Rowe is no stranger to gun rights battles, a topic near and dear to the hearts of those in the firearms industry. In 2016, he generated headlines when he nearly shot out of the sky a drone that was filming his home.
“Even though I didn’t pull the trigger and shoot the drone out of the sky…it was a great feeling to have the Mossberg 500 in my hands and looking up at a kind of intruder,” he told the Washington Times. “And I’m not comfortable giving that away.”
“[T]he NRA is not the reason that so many criminals and lunatics are able to buy guns today,” he wrote in a separate Facebook post.

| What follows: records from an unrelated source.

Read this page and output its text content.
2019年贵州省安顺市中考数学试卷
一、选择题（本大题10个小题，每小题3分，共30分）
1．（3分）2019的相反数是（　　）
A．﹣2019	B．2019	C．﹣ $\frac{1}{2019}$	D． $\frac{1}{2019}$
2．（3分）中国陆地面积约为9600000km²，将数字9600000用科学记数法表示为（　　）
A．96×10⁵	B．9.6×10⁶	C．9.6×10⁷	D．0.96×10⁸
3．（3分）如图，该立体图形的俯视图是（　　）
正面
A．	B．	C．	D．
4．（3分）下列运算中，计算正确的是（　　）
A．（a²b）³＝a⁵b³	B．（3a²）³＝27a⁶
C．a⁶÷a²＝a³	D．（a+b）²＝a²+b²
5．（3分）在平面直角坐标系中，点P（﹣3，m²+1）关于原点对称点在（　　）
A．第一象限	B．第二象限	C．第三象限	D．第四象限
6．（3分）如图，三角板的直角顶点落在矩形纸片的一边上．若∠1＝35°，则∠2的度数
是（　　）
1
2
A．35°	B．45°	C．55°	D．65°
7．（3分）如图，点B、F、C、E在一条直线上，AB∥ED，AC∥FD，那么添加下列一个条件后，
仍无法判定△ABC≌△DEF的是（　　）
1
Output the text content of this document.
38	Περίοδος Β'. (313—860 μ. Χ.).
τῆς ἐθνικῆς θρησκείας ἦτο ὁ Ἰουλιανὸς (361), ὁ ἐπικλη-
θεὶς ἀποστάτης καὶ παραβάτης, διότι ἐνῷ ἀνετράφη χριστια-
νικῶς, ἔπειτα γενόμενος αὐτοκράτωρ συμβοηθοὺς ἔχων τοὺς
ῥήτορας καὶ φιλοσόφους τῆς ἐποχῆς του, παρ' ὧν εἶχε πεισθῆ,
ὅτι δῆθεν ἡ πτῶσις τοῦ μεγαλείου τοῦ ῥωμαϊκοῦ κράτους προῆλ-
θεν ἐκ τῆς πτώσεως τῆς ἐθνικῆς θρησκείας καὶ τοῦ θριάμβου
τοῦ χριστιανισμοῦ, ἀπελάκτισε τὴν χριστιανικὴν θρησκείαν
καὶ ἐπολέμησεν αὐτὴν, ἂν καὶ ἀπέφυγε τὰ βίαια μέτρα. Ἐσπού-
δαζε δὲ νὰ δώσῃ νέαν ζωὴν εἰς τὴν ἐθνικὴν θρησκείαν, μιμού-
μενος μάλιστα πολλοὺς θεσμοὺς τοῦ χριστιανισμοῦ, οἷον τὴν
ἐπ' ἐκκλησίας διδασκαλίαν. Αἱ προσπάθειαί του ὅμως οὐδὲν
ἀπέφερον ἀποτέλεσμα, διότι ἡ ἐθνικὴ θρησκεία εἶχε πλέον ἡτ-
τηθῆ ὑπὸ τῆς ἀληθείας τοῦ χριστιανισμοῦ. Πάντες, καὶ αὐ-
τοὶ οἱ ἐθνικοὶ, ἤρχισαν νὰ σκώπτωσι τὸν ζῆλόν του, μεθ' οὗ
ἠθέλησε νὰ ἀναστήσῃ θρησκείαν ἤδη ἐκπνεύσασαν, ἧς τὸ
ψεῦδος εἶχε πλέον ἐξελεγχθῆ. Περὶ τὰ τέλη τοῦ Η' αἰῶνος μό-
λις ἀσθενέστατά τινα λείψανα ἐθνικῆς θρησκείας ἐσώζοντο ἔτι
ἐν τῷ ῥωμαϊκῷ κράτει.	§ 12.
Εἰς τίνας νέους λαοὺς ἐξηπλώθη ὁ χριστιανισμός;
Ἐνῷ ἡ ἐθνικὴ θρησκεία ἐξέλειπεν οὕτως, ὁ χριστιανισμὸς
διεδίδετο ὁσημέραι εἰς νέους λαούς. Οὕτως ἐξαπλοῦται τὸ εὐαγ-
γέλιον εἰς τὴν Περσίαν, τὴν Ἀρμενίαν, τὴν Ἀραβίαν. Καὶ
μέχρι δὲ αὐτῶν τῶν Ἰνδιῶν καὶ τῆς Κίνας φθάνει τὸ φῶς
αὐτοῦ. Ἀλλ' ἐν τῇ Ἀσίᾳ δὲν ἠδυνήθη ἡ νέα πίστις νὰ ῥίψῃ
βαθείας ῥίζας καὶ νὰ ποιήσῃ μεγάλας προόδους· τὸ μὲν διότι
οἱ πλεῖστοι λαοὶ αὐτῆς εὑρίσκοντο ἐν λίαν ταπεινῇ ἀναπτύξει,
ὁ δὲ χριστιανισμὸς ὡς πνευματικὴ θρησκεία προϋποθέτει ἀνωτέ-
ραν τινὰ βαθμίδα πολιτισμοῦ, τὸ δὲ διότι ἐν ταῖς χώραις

As opposed to the annual National Rifle Association (NRA) convention, which attracts rank-and-file gun rights enthusiasts, SHOT Show is geared exclusively toward the gun industry rather than consumers. The centerpiece of SHOT Show is its massive 4-day manufacturer expo, which takes up the entirety of the massive Sands Expo Convention Center in Las Vegas, Nevada. The exhibitors spend days, if not weeks, setting up mobile sales floors in the convention hall to showcase their latest and greatest products to eager retail buyers and outfitters within the industry.
From guns, to scopes, to ammunition, to clothing, to metal coatings, to room-sized CNC machines, the entire supply chain of the firearms industry is represented at SHOT Show.
Rowe used the opportunity in front of a roomful of entrepreneurs, engineers, and machinists to extol the virtues of working and building with your hands, instead of pushing paper or spending all day in front of a screen.
“The country has a skills gap,” he said. “We have seven million jobs available that can’t be filled because people in this country no longer have the skills to do them.”
“We have lent over $1.5 trillion to kids who can’t pay it back so they can spend four years trying to get jobs that don’t exist.”
He concluded his remarks by thanking the NSSF members in attendance for all their work, which is on display through the end of the week.
“You guys are awesome,” he said. “Thank you for what you’re doing.”